The consensus amongst those who loved Lewis is that they have never gotten over what happened. This wasn’t supposed to happen to Reggie. He was too kind. He had too much left to accomplish. He had a son and daughter to raise, All-Star Games to play, more lives to change.
“You really haven’t completely digested losing him at such a young age,” Wade said. “It’s still weighs heavily on my heart, his passing, because he was so young and he was just reaching the mountaintop of his career. It still lingers with me, his passing.”
For Harris Lewis, who still lives in the Boston area and is active in several foundations, including the National Basketball Wives Association, she reflects on her husband with pride and admiration, but no regrets.
“I don’t have any regrets because I wasn’t a medical doctor,’’ she said. “We were trying to get the help, we were trying to seek help. I know blame has been shifted towards Reggie and towards me but we’re not . . . Everybody makes mistakes but you have to own up to them. Hindsight is 20-20, Reggie passed away trying to figure out what was wrong. We all were. Even when he was playing. He was instructed to be there because he was fine. That’s what he was told.
“Nothing was ever explained. He had a normal athlete’s heart. That’s it. He was fine. To be honest, he left here, when he passed away, he didn’t fully understand the scope of what really happened. He really didn’t. We all know now. But he really didn’t. He was trusting and trying to figure out what’s the best direction for him.

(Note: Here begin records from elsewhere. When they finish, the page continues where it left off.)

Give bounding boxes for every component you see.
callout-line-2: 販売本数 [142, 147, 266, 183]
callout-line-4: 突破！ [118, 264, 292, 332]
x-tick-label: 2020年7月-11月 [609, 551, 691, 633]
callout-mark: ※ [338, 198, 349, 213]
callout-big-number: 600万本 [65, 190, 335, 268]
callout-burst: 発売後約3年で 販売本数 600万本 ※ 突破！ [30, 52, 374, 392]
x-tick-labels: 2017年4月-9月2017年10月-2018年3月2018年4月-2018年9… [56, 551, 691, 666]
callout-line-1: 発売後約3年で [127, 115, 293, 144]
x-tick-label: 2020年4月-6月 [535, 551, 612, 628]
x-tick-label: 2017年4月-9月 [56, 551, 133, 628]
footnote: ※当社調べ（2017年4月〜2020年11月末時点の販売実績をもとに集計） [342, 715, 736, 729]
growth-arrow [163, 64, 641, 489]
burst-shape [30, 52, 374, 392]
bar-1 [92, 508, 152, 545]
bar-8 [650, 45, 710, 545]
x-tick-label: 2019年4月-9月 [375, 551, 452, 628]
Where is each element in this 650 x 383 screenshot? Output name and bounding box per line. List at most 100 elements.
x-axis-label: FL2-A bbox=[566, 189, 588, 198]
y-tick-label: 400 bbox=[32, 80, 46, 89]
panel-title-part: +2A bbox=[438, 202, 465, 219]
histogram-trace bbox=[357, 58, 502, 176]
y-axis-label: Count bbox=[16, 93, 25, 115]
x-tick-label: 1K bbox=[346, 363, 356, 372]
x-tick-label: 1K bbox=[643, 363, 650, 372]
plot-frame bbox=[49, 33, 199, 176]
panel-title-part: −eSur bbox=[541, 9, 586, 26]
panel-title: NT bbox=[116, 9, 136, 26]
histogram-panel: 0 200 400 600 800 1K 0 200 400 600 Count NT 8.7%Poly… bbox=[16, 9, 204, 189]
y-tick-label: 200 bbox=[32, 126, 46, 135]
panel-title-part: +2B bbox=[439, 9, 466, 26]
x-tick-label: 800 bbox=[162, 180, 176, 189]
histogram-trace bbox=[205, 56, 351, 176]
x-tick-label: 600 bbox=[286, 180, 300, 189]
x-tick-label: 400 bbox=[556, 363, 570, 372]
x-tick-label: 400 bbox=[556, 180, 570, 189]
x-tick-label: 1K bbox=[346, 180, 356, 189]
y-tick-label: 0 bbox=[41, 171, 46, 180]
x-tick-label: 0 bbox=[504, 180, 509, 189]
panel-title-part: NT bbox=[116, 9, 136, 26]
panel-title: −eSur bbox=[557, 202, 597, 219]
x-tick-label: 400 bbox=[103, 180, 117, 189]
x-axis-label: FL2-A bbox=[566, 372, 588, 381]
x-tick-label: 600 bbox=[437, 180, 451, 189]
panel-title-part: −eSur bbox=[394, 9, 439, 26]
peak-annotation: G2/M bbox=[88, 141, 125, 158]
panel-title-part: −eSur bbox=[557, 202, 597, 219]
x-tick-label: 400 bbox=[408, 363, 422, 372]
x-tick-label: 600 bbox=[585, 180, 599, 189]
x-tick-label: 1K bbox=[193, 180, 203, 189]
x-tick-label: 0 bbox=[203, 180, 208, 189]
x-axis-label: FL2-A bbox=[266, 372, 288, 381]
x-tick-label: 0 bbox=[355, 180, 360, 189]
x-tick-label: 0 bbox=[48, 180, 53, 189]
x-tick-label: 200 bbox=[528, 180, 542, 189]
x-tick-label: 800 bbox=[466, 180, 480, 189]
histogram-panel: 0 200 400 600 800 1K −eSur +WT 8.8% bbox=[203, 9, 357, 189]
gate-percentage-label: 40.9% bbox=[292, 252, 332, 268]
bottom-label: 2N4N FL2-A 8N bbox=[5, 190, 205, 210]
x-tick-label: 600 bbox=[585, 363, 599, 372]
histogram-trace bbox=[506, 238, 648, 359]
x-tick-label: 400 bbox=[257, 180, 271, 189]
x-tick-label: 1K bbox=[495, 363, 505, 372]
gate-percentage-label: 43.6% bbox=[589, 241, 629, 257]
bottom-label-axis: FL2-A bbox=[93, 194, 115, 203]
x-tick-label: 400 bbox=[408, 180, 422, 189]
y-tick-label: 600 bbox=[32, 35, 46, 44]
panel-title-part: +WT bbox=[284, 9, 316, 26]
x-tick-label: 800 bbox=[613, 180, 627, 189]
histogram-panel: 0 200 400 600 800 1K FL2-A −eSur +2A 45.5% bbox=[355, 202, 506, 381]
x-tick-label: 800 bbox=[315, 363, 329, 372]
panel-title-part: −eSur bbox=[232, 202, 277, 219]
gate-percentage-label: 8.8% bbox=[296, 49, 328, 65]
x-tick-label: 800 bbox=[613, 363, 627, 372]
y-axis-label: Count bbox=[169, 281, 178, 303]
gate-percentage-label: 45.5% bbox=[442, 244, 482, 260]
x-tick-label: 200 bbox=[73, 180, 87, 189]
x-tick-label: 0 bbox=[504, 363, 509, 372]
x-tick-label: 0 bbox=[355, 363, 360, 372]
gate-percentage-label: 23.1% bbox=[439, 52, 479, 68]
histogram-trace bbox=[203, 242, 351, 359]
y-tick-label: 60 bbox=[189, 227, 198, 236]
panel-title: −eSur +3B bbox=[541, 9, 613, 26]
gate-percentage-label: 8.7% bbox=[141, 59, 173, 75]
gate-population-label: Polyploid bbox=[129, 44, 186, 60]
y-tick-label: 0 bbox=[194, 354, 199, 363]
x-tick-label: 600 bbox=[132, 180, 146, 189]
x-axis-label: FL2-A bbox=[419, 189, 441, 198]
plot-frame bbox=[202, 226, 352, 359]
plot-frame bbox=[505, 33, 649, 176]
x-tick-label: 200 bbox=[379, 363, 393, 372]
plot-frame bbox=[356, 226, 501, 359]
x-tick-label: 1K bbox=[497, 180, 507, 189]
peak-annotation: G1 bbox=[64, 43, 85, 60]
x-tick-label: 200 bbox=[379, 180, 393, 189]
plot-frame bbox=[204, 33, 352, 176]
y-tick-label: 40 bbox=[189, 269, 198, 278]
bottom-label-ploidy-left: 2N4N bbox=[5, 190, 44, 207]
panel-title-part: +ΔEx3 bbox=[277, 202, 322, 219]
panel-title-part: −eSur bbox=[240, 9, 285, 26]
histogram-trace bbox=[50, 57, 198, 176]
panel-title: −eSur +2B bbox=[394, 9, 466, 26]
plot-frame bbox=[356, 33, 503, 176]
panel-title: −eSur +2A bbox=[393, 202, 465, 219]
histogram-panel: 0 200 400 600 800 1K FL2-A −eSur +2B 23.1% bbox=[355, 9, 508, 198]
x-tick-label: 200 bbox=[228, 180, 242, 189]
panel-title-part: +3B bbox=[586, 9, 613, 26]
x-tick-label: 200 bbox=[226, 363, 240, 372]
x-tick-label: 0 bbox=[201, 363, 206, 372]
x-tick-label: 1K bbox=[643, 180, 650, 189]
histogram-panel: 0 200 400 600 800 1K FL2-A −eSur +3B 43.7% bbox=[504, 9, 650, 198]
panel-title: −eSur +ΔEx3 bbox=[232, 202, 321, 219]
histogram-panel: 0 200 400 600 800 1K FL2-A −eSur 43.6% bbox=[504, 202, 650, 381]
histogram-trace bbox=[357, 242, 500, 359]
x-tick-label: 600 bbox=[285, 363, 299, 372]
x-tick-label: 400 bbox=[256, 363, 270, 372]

“You have to stop back on July 27, 1993, he was following the doctor’s instructions [Dr. Mudge] and trying to figure out what was going to happen. He was secured in his contract. He wasn’t worried about that. A lot of people always said, ‘Oh, he was worried more about basketball than his life.’ And that’s not true. Absolutely not true.”
Harris Lewis has moved forward. Reggie Jr. is 26, Reggiena is 24. Harris Lewis still roots for the Celtics. She’s active with the Reggie Lewis Center. She continues Lewis’s charity work. She is a full-time ordained minister.
“Human resources is my passion, too. So someday somebody will hire me somewhere,” she said. “But I’m OK. I do the best I can. Reggie and I were 11 months apart, for him to see his kids grow up, I think that would have been a joy. I remember when we used to ride in the car and I’d say when we’re older, we’re going to be like that, holding hands. You go through those moments and you’re kind of sad but at the same time, we are where we are and you do what you can do.”